In the console (/privacy)
The web console exposes this stack as a Privacy & data governance screen at the
served /privacy route (see The web console). From there an
operator can:
- File a subject erasure — submit a data subject and optional reason; the console
calls
POST /api/v1/privacy/subject-erasuresand shows the count of records erased for that subject, drawn from theprivacy.subject.erasedprojection. - Enforce retention on demand — trigger
POST /api/v1/privacy/retention-runsand review recent runs (run id, cutoffs, records affected, who requested it), on top of the scheduled24hdefault run. - Browse the personal-data catalog — the same catalog rows above, read from
GET /api/v1/privacy/catalog, so the data map and the controls that act on it live on one screen.
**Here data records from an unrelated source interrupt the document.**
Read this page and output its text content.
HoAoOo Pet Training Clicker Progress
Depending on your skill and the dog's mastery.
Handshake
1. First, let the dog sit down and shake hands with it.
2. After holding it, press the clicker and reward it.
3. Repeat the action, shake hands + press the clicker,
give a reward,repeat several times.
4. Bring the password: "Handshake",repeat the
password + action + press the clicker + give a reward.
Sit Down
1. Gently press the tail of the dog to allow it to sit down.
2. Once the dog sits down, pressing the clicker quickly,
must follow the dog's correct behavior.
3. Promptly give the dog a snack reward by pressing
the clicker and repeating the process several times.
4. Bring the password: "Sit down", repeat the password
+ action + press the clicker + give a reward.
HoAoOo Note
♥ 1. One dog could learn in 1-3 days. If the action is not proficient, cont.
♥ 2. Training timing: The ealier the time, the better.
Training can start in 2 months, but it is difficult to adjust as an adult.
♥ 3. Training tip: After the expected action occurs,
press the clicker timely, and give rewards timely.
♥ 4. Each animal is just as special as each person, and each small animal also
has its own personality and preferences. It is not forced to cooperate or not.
The console surfaces erasure, retention, and the catalog; data-subject export (below) remains a deliberate API call rather than a one-click console action, because it discloses a subject's data and is better issued from an audited, scripted context.
Data-subject access and portability
Beyond erasure and retention, an operator answering a data-subject access / portability request can export every record tied to a subject across this catalog in one tenant-scoped call:
POST /api/v1/privacy/subject-exports
{ "subject": "alice@corp.example.com" }
The response collects the subject's owners, identities, certificates (matched on
subject CN or SAN), SSH keys, attestations, tenant members, API tokens (the token
hash is never included — only the principal subject, scopes, and lifecycle
timestamps), and dual-control approvals (both requester and approver ties), plus
a per-category counts map for completeness. It is a read — it changes no state,
so it carries no Idempotency-Key — and it reads under PostgreSQL row-level security
for the caller's tenant only: a subject in another tenant with the same name is
never returned. It requires the privacy:read permission.
This is the inverse of the existing subject erasure
(POST /api/v1/privacy/subject-erasures): export discloses the subject's data,
erasure removes it. Erasure and retention are event-sourced (privacy.subject.erased
/ privacy.retention.enforced); export is a pure read and emits no event.